8.29.2009

The 50-50

Ingredients: peanut butter, fruit preserves (raspberry, by far the best), Nutella, bread

Step One: Lay out ingredients on your stove in a appealing manner.


Step Two: Apply a healthy dose of peanut butter to one piece of the bread, then apply an equally healthy dose of Nutella to the other.


Step Three: Apply liberal dollop of fruit preserves to the peanut buttered piece of bread (yes, this matters. Doubts? Go ahead and try putting the preserves on the Nutella, just don't complain to me when your sandwich is ruined). It helps to kind of stir up the preserves a bit in the jar, so they're easier to spread once they make contact with the bread.


Step Four: Seal the pieces together. This should feel very satisfying, especially if you were extra careful to line up the slices of bread.

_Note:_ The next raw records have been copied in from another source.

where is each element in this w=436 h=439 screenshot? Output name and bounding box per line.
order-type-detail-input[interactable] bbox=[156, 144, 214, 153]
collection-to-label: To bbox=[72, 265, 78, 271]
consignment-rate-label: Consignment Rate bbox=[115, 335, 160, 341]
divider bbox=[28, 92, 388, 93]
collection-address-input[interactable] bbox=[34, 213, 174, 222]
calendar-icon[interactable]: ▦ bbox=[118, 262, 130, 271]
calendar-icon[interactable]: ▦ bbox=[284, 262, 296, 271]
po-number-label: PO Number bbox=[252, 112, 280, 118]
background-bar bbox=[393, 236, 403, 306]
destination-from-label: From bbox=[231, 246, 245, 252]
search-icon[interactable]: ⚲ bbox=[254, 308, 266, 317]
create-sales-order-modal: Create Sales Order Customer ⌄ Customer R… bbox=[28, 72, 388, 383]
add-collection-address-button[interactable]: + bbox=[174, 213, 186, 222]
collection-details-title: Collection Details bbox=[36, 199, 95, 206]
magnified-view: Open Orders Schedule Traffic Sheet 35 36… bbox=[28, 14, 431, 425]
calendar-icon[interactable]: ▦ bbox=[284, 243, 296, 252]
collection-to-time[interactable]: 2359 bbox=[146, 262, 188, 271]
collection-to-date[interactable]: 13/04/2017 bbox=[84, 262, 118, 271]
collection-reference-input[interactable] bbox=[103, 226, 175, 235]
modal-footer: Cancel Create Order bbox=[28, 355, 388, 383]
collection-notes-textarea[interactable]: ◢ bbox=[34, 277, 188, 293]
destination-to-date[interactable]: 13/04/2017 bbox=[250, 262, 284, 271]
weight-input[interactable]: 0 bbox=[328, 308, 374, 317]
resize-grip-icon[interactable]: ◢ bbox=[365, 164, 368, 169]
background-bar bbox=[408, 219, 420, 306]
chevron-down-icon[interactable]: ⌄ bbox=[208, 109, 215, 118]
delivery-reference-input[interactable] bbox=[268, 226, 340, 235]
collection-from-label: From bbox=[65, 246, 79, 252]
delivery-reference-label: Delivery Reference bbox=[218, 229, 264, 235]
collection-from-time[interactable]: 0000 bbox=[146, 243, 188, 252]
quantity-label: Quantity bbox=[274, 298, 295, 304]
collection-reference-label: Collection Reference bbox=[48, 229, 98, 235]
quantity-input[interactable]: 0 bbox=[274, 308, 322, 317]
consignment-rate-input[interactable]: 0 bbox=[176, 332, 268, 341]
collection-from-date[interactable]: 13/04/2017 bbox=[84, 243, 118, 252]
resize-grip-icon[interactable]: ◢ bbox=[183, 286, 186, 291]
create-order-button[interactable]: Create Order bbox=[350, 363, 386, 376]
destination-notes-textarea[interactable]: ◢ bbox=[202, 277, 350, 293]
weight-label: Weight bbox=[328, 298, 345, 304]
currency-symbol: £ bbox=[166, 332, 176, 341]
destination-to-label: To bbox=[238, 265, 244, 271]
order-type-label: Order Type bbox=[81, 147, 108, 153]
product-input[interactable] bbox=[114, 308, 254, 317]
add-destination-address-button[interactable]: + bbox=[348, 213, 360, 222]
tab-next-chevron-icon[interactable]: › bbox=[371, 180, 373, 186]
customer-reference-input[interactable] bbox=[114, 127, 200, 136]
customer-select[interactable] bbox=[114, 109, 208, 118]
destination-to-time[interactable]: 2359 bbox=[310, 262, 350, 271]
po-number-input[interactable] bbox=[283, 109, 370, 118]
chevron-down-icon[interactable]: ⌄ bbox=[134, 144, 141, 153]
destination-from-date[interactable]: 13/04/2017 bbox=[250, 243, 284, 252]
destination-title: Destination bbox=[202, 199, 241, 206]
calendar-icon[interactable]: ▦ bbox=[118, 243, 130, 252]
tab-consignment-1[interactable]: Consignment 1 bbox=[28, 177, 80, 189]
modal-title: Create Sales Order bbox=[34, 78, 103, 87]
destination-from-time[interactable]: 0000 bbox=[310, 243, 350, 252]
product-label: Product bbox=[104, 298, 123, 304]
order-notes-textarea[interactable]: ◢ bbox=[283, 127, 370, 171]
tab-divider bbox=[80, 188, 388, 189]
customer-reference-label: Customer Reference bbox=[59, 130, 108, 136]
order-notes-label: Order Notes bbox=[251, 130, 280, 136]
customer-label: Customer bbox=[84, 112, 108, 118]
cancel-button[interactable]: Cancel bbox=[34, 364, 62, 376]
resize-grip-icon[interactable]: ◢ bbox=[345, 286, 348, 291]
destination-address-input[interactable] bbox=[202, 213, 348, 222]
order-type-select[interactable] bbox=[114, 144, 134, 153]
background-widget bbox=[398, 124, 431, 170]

Oh big deal, you might think. It's just a regular pbj with Nutella. Negative. A true pbj requires peanut butter on both pieces of bread. To simply add Nutella to that would be a disaster--the sandwich would be too thick and the luscious taste of the Nutella would be drown out by an overwhelming ocean of peanut butter. No, The 50-50 is calculated to give you the best mixture of the three ingredients, letting them each shine under their own spotlight before joining together center stage for the chorus line. Or something to that effect...

8.28.2009

Breakfast Revolution

It has been some time since the last update, and in that some time much has changed. For me anyway. And only really from a culinary standpoint. Specifically, breakfast. I used to be a bagel and cereal guy, through and through. Onion bagel, strawberry cream cheese. Crispix, Rice Crispies, Honey Nut Cheerios, Special K. Those days are over. A revolution has swept the desolate land that was my kitchen and with it a new menu has usurped the old. Behold, the Triangle of Power:
(note: due to a poor understanding of page format, th
e Triangle of Power will not be visually represented by an actual triangle. Instead, it's more of a three-point-column-of-power. Or something like that.)

Yogurt + Fruit + Cereal

For the yogurt, I go with a rotation of vanilla, blueberry, and a wild card (usually raspberry or strawberry, sometimes black cherry). For the fruit, it's always strawberries and usually blueberries with an occasional appearance by raspberries. For the cereal, mostly I choose Grape Nuts (or the Safeway brand, which is cheaper and better), though sometimes I opt for granola or some other random cereals. The key is to add some crunch, to vary the texture. Also, if I'm feeling saucy, I'll dollop (more like drown) on some honey.

English Muffin + Poached or Scrambled Egg + Half Avocado

The English Muffin (toasted, of course) is an oft-overlooked breakfast staple. Not as calorically dense as a bagel, it still satisfies that need for breakfast bread. And they make me feel like I'm English, which is cool. The egg (usually poached, thanks to this) adds a good dose of protein, and, when poached and placed on an English Muffin, brings a lot of class to the breakfast hour. The avocado, of course, adds color and mixes well with the egg.

Nutella + Toast

Quickly becoming the essential ingredient for breakfast. Nutella is amazing. Seriously. It's so amazing it deserves another picture, right here:

Seriously, how can you not want to slather this magnificent substance over every edible surface? But, yes, some Nutella smeared over a crispy piece of toast. Simple, but I challenge you to find something as effective as this for a sweet counterpoint to any breakfast. That was a rhetorical challenge, though.

So, in lieu of the ol' bagel'n'cereal routine, each morning I pick two of the three elements from the Triangle of Power and enjoy a magnificent morning feast. Though sometimes, every now and then, I have all three. And just like that, my day is successful before I leave home.